In order to get more out of my data, I introduced squared terms and Principal Component Analysis. The hope is that by squaring each of the individual statistics, such as yards, is that some sort of inflection point can be more easily identified in the classification problem. Principal Component Analysis is used to transform the data in a way that reduces variance amongst different features.
This time around, instead of using purely random forests, I decided to use a voting ensemble method. This video sums up ensembles nicely, but the strength in using this over just random forests is that it allows me to combine multiple models to get better predictions. In addition to voting, I used bagging, which is explained in this video, in order to additionally strengthen each of the individual models.
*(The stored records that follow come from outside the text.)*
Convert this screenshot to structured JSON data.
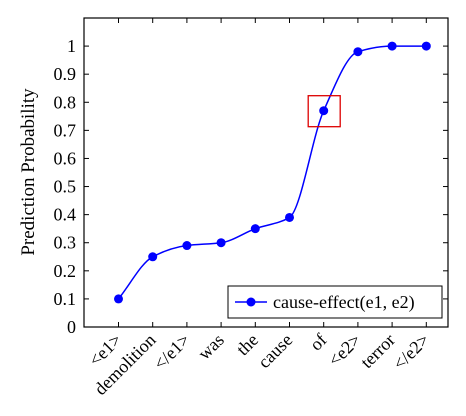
{
  "chart_data": {
    "type": "line",
    "title": "",
    "xlabel": "",
    "ylabel": "Prediction Probability",
    "categories": [
      "<e1>",
      "demolition",
      "</e1>",
      "was",
      "the",
      "cause",
      "of",
      "<e2>",
      "terror",
      "</e2>"
    ],
    "series": [
      {
        "name": "cause-effect(e1, e2)",
        "color": "#0000ff",
        "values": [
          0.1,
          0.25,
          0.29,
          0.3,
          0.35,
          0.39,
          0.77,
          0.98,
          1.0,
          1.0
        ]
      }
    ],
    "ylim": [
      0,
      1.1
    ],
    "yticks": [
      0,
      0.1,
      0.2,
      0.3,
      0.4,
      0.5,
      0.6,
      0.7,
      0.8,
      0.9,
      1
    ],
    "ytick_labels": [
      "0",
      "0.1",
      "0.2",
      "0.3",
      "0.4",
      "0.5",
      "0.6",
      "0.7",
      "0.8",
      "0.9",
      "1"
    ],
    "grid": false,
    "smooth": true,
    "legend_position": "bottom-right",
    "highlight": {
      "category": "of",
      "color": "#dd0000"
    }
  }
}
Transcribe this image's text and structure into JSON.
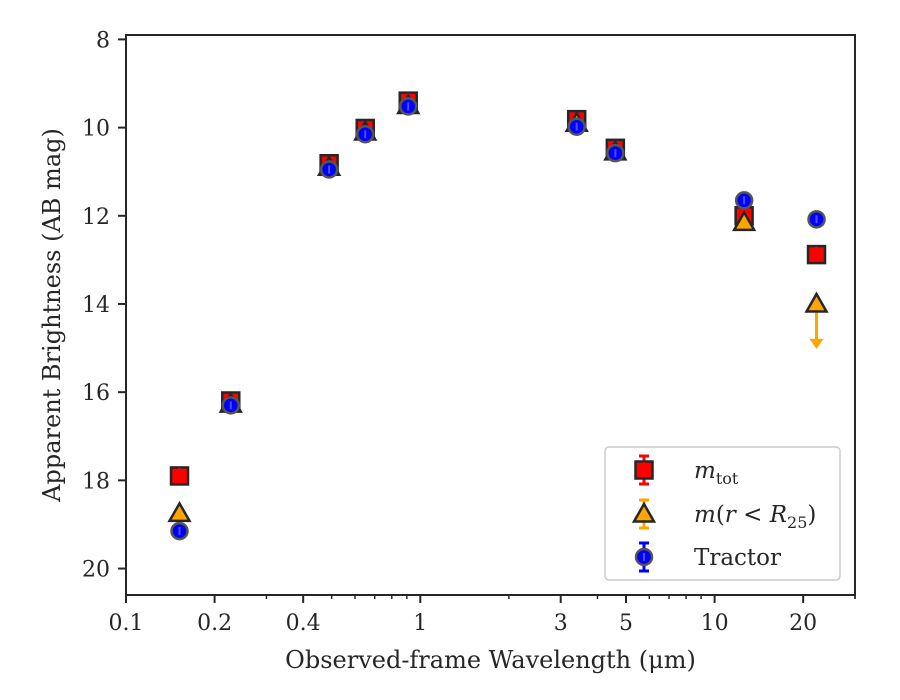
{
  "chart_data": {
    "type": "scatter",
    "xscale": "log",
    "yaxis_inverted": true,
    "xlabel": "Observed-frame Wavelength (μm)",
    "ylabel": "Apparent Brightness (AB mag)",
    "xlim": [
      0.1,
      30
    ],
    "ylim": [
      20.6,
      7.9
    ],
    "x_ticks": [
      {
        "value": 0.1,
        "label": "0.1"
      },
      {
        "value": 0.2,
        "label": "0.2"
      },
      {
        "value": 0.4,
        "label": "0.4"
      },
      {
        "value": 1,
        "label": "1"
      },
      {
        "value": 3,
        "label": "3"
      },
      {
        "value": 5,
        "label": "5"
      },
      {
        "value": 10,
        "label": "10"
      },
      {
        "value": 20,
        "label": "20"
      }
    ],
    "y_ticks": [
      {
        "value": 8,
        "label": "8"
      },
      {
        "value": 10,
        "label": "10"
      },
      {
        "value": 12,
        "label": "12"
      },
      {
        "value": 14,
        "label": "14"
      },
      {
        "value": 16,
        "label": "16"
      },
      {
        "value": 18,
        "label": "18"
      },
      {
        "value": 20,
        "label": "20"
      }
    ],
    "legend_position": "lower-right",
    "grid": false,
    "series": [
      {
        "name": "m_tot",
        "legend_label": {
          "italic": "m",
          "sub": "tot"
        },
        "marker": "square",
        "color": "#ff0000",
        "edge": "#262626",
        "points": [
          {
            "x": 0.152,
            "y": 17.9
          },
          {
            "x": 0.227,
            "y": 16.2
          },
          {
            "x": 0.49,
            "y": 10.82
          },
          {
            "x": 0.65,
            "y": 10.02
          },
          {
            "x": 0.91,
            "y": 9.4
          },
          {
            "x": 3.4,
            "y": 9.82
          },
          {
            "x": 4.6,
            "y": 10.47
          },
          {
            "x": 12.6,
            "y": 12.0
          },
          {
            "x": 22.2,
            "y": 12.88
          }
        ]
      },
      {
        "name": "m(r < R25)",
        "legend_label": {
          "italic": "m",
          "mid": "(",
          "italic2": "r",
          "op": " < ",
          "italic3": "R",
          "sub": "25",
          "end": ")"
        },
        "marker": "triangle",
        "color": "#ffa500",
        "edge": "#262626",
        "points": [
          {
            "x": 0.152,
            "y": 18.75
          },
          {
            "x": 0.227,
            "y": 16.27
          },
          {
            "x": 0.49,
            "y": 10.9
          },
          {
            "x": 0.65,
            "y": 10.1
          },
          {
            "x": 0.91,
            "y": 9.5
          },
          {
            "x": 3.4,
            "y": 9.9
          },
          {
            "x": 4.6,
            "y": 10.55
          },
          {
            "x": 12.6,
            "y": 12.15
          },
          {
            "x": 22.2,
            "y": 14.0,
            "upper_limit": true,
            "limit_to": 14.95
          }
        ]
      },
      {
        "name": "Tractor",
        "marker": "circle",
        "color": "#0000ff",
        "edge": "#262626",
        "points": [
          {
            "x": 0.152,
            "y": 19.15
          },
          {
            "x": 0.227,
            "y": 16.3
          },
          {
            "x": 0.49,
            "y": 10.95
          },
          {
            "x": 0.65,
            "y": 10.15
          },
          {
            "x": 0.91,
            "y": 9.52
          },
          {
            "x": 3.4,
            "y": 9.98
          },
          {
            "x": 4.6,
            "y": 10.58
          },
          {
            "x": 12.6,
            "y": 11.65
          },
          {
            "x": 22.2,
            "y": 12.08
          }
        ]
      }
    ]
  }
}
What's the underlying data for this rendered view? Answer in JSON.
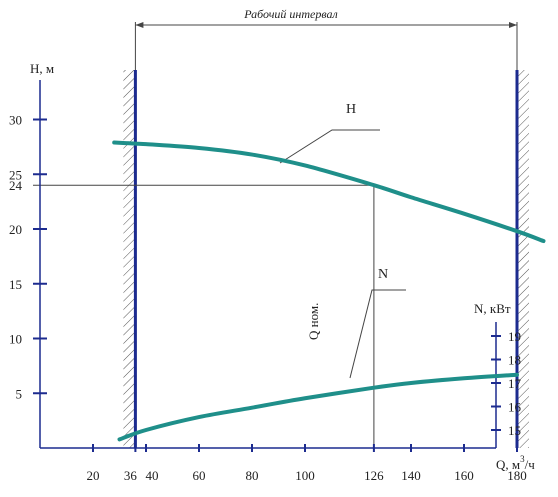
{
  "chart_data": {
    "type": "line",
    "title": "",
    "working_range": {
      "label": "Рабочий интервал",
      "x": [
        36,
        180
      ]
    },
    "x_axis": {
      "label": "Q, м",
      "unit_power": "3",
      "unit_tail": "/ч",
      "range": [
        0,
        200
      ],
      "ticks": [
        20,
        36,
        40,
        60,
        80,
        100,
        126,
        140,
        160,
        180
      ]
    },
    "y_axis_left": {
      "label": "H, м",
      "range": [
        0,
        35
      ],
      "ticks": [
        5,
        10,
        15,
        20,
        24,
        25,
        30
      ]
    },
    "y_axis_right": {
      "label": "N, кВт",
      "range": [
        14,
        20
      ],
      "ticks": [
        15,
        16,
        17,
        18,
        19
      ]
    },
    "nominal_point": {
      "label": "Q ном.",
      "x": 126,
      "y": 24
    },
    "series": [
      {
        "name": "H",
        "axis": "left",
        "color": "#1f8f8a",
        "x": [
          28,
          36,
          40,
          60,
          80,
          100,
          126,
          140,
          160,
          180,
          190
        ],
        "y": [
          27.9,
          27.8,
          27.75,
          27.4,
          26.8,
          25.8,
          24.0,
          22.9,
          21.4,
          19.8,
          18.9
        ]
      },
      {
        "name": "N",
        "axis": "right",
        "color": "#1f8f8a",
        "x": [
          30,
          40,
          60,
          80,
          100,
          126,
          140,
          160,
          180
        ],
        "y": [
          14.6,
          15.0,
          15.55,
          15.95,
          16.35,
          16.8,
          17.0,
          17.2,
          17.35
        ]
      }
    ],
    "colors": {
      "boundary_line": "#1c2b8f",
      "hatch": "#555555",
      "axis": "#1c2b8f",
      "guide": "#444444"
    }
  }
}
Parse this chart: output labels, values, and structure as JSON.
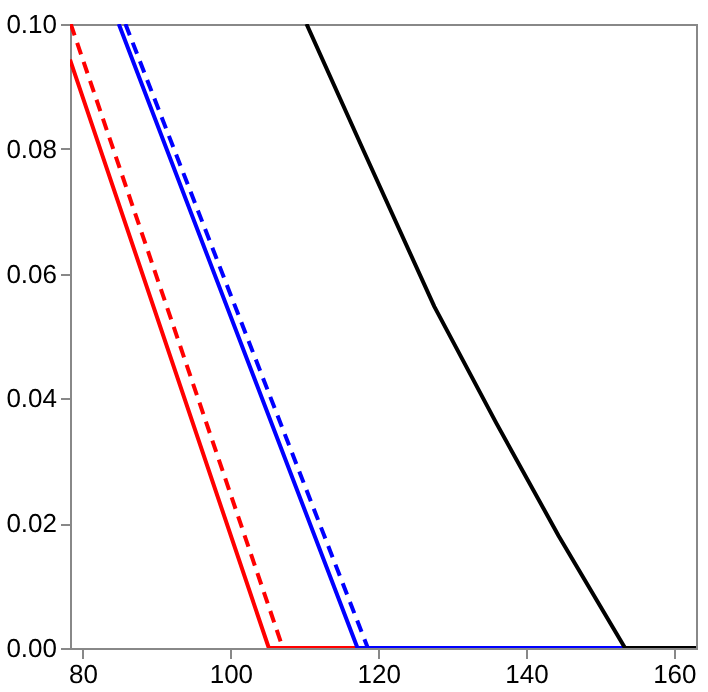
{
  "chart_data": {
    "type": "line",
    "xlim": [
      78.3,
      163
    ],
    "ylim": [
      0,
      0.1
    ],
    "xticks": [
      80,
      100,
      120,
      140,
      160
    ],
    "yticks": [
      {
        "value": 0,
        "label": "0.00"
      },
      {
        "value": 0.02,
        "label": "0.02"
      },
      {
        "value": 0.04,
        "label": "0.04"
      },
      {
        "value": 0.06,
        "label": "0.06"
      },
      {
        "value": 0.08,
        "label": "0.08"
      },
      {
        "value": 0.1,
        "label": "0.10"
      }
    ],
    "grid": false,
    "marker": "none",
    "series": [
      {
        "color": "#ff0000",
        "line_style": "solid",
        "x": [
          78.3,
          105.2,
          117.2
        ],
        "values": [
          0.0943,
          0,
          0
        ]
      },
      {
        "color": "#ff0000",
        "line_style": "dashed",
        "x": [
          78.4,
          107.1
        ],
        "values": [
          0.1,
          0
        ]
      },
      {
        "color": "#0000ff",
        "line_style": "solid",
        "x": [
          84.9,
          117.2,
          153.4
        ],
        "values": [
          0.1,
          0,
          0
        ]
      },
      {
        "color": "#0000ff",
        "line_style": "dashed",
        "x": [
          85.8,
          118.6
        ],
        "values": [
          0.1,
          0
        ]
      },
      {
        "color": "#000000",
        "line_style": "solid",
        "x": [
          110.3,
          117.9,
          127.6,
          136,
          144.4,
          153.4,
          163
        ],
        "values": [
          0.1,
          0.08,
          0.0547,
          0.036,
          0.018,
          0,
          0
        ]
      }
    ]
  }
}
The three methods used in the voting ensemble are K Nearest Neighbors, Random Forests, and Extra Random Forests, all of which were bagged. Other methods, such as SVM and AdaBoost were tested, but didn’t perform as well as the three that I settled on.
It’s worth noting that the best individual model only had .516 mean accuracy in cross-validation (Bagged Random Forest), and that the voting ensemble performed at .506 mean accuracy in cross-validation. This can be attributed to there being 8 different classifications – one for each round, as well as undrafted status. With this many possible classifications, getting an average of around 50% of the samples being correctly predicted is alright in my books.
Without further adieux, here’s the complete table of round probabilities for players that went to the 2017 Combine (and Joe Mixon):
The table itself is sorted from least to greatest on the probability that the player goes undrafted. You can download the excel file if you wish to make it sortable yourself.
We need to be careful in our analysis of these numbers not to assume that the highest predicted probability for each player is what is most likely to occur.
For example, Samaje Perine is given a .38 predicted probability of being undrafted. Or a .62 probability of being drafted. These predicted probabilities are more useful to us if we set up a probability distribution of where a player might be drafted. Using these numbers, we’re going to find that Perine has a .407 predicted probability of going somewhere between rounds four and six by adding up each of his predicted probabilities for those rounds.
The model still could use plenty of help. Like mentioned previously, it was only able to accurately predict an average of .506 during cross validation. There are some notable players that the model doesn’t like, such as Leonard Fournette, who likely end up being the first RB’s name called Thursday night. Alvin Kamara is another potential first/second rounder that is getting snubbed by the model. Their poor scores likely stem from the fact that both Fournette and Kamara missed games due to injury this past season.
Hopefully you enjoyed this exercise, and enjoy the NFL Draft as well.